L’Italie devient la deuxième patrie de Karl Stauffer. Il n’y reste que quelques années, tragiquement bouleversantes, du printemps 1888, lorsqu’il ouvre à Rome un atelier de sculpture, au 24 janvier 1891, lorsqu’il met fin à ses jours à Florence avec une surdose de chloral. La liaison qu’il avait entamée avec Lydia Welti-Escher, dont il avait peint le portrait à Belvoir, s’était transformée en histoire d’amour et l’avait contraint, après un séjour avec le couple Welti à Florence en 1889, à se réfugier à Rome pour fuir sa bien-aimée. Dans cette ville, il conçoit des plans hybrides pour un temple de l’art antique qui aurait dû être construit avec les millions dont avait hérité Lydia. Mais Friedrich Emil Welti réussit à faire intervenir son père, le conseiller fédéral Emil Welti, si bien que l’Italie décide d’interner Lydia dans un asile d’aliénés. Accusé d’avoir violé une malade mentale, le peintre est transporté en tant que prisonnier à Florence. Dans son cachot au bord de l’Arno, il commence à écrire des poèmes dans la plus grande misère. Il dépeint son amour et l’injustice qu’il a subie au fil de vers bouleversants, qui révèlent tant son désarroi que son talent: «Je sais que DIEU m’a poussé à bout au cours des dernières semaines et que je suis devenu poète, de tout mon corps et de toute mon âme.»
Le poète captif se souvient avec désespoir du parc de Belvoir et de la naissance de cet amour qui l’a conduit à sa perte: «Tu as alors supporté mes paroles / Tu m’as offert tes faveurs et ton amour de femme, / Tu m’as happé par la force du regard, / Là où le lac rit en caressant la berge.» Karl Stauffer est certes déclaré non coupable mais il est profondément brisé et souffre cruellement de la trahison de Lydia. En effet, il ne sait pas que, alors que son époux l’a transférée à la clinique psychiatrique de Königsfelden, elle confie au médecin lors d’un entretien en février 1890 qu’elle s’imagine tout à fait continuer sa relation: «Je désire poursuivre notre relation uniquement pour accomplir quelque chose de beau et de grandiose, pour réaliser ensemble un travail important, mais je ne veux pas être tout le temps avec lui.»

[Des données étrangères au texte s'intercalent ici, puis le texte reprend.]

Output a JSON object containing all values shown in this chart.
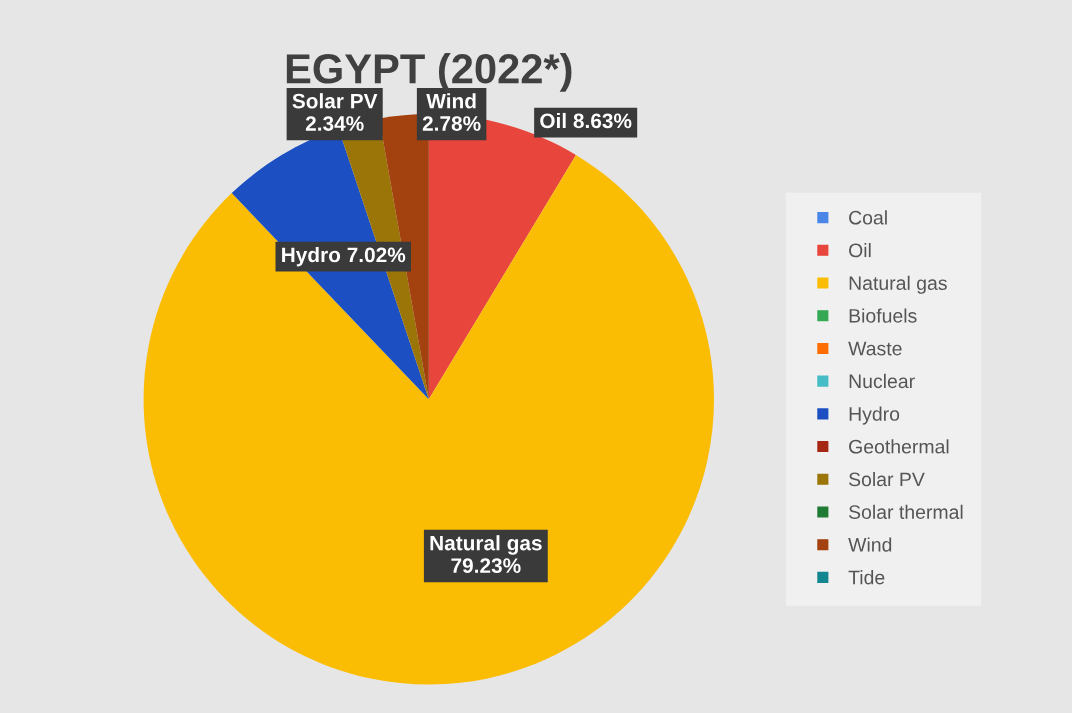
{
  "chart_data": {
    "type": "pie",
    "title": "EGYPT (2022*)",
    "categories": [
      "Coal",
      "Oil",
      "Natural gas",
      "Biofuels",
      "Waste",
      "Nuclear",
      "Hydro",
      "Geothermal",
      "Solar PV",
      "Solar thermal",
      "Wind",
      "Tide"
    ],
    "values": [
      0,
      8.63,
      79.23,
      0,
      0,
      0,
      7.02,
      0,
      2.34,
      0,
      2.78,
      0
    ],
    "colors": [
      "#4a86e8",
      "#e8453c",
      "#fbbc04",
      "#34a853",
      "#ff6d01",
      "#46bdc6",
      "#1c4fc2",
      "#a52714",
      "#9c7508",
      "#1e7b34",
      "#a3410f",
      "#12878f"
    ],
    "value_labels": [
      null,
      "Oil 8.63%",
      "Natural gas\n79.23%",
      null,
      null,
      null,
      "Hydro 7.02%",
      null,
      "Solar PV\n2.34%",
      null,
      "Wind\n2.78%",
      null
    ],
    "legend": "right"
  }
}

Lorsqu’elle apprend son décès, elle envoie une couronne mortuaire portant l’épitaphe «Aux esprits bienveillants d’un ami inoubliable». Elle n’accepte qu’en apparence les conditions dans lesquelles elle peut quitter l’asile. Elle cède à son mari 1,2 million de sa fortune et érige la fondation Gottfried Keller pour la promotion de l’art – sans aucun doute en souvenir de Karl Stauffer –, dont elle confie la gestion à la Confédération. Le 12 décembre 1891, elle rejoint Karl Stauffer en s’asphyxiant au gaz dans sa villa du quartier de Champel, à Genève.

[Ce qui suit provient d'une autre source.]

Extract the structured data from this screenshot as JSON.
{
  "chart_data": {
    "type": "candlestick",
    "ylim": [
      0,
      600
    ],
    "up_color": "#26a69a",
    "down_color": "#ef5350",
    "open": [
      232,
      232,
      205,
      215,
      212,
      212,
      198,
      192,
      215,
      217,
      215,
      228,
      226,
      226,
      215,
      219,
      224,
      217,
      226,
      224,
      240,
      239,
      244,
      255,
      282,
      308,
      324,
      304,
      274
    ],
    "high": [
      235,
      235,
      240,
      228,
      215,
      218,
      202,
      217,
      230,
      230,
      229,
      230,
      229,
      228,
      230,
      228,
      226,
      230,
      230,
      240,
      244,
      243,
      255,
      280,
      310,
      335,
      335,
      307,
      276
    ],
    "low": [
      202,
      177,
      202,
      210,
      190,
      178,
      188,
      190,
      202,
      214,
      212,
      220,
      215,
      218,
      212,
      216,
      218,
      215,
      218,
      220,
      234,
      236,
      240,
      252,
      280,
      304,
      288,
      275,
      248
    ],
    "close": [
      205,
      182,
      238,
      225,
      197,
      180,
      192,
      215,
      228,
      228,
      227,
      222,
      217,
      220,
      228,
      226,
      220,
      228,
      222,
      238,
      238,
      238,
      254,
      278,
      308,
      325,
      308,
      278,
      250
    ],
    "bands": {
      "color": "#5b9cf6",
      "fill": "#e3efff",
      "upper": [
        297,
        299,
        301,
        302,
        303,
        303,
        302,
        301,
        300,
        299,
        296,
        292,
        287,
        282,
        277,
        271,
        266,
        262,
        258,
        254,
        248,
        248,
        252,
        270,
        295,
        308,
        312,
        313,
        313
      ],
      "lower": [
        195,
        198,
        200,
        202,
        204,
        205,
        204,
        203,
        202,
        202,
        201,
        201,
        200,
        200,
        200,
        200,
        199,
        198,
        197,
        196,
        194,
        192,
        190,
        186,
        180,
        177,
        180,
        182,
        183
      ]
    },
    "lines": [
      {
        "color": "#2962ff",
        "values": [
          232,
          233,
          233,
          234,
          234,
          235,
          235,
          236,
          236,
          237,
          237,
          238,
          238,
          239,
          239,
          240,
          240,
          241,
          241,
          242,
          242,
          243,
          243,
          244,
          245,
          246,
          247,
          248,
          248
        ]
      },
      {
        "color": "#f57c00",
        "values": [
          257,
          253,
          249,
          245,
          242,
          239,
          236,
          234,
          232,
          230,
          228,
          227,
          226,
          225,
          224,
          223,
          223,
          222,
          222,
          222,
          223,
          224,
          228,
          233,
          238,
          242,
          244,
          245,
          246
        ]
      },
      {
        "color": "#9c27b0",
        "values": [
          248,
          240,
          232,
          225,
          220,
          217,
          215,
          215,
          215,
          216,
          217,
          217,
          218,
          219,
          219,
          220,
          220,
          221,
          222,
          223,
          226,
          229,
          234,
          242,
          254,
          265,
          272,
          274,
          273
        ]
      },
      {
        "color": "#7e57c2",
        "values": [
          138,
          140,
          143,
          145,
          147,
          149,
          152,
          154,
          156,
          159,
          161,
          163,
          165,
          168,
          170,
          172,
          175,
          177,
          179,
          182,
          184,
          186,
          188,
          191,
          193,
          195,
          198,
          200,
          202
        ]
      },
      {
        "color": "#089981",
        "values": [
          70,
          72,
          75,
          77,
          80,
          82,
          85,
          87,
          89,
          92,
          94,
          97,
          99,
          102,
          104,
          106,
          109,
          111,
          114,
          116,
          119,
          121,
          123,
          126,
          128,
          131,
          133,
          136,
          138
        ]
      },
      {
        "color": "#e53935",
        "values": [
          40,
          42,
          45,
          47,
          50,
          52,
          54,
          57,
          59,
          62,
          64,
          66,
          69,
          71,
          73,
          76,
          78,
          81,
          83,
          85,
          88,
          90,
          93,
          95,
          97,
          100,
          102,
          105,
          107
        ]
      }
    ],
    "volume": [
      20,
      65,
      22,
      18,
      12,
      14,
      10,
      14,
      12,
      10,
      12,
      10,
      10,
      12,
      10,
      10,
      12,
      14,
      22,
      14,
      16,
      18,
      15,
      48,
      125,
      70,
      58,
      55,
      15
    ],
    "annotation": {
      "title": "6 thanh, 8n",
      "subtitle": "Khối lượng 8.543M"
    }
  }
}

«J’ai dompté mon imagination pendant 32 ans et parlé pour dissimuler mes pensées. Dieu a voulu faire de moi un architecte. Oh magnifique architecture, de quelles guenilles les barbares parent tes membres classiques! Tu es mon amour et je veux me battre pour toi, à pied et à cheval, avec une lance et une épée, jusqu’à ce qu’ils me tuent. Ils ont certes capturé toutes les déesses, ils ont fait de toi une catin. Mais ta jeunesse est éternelle.»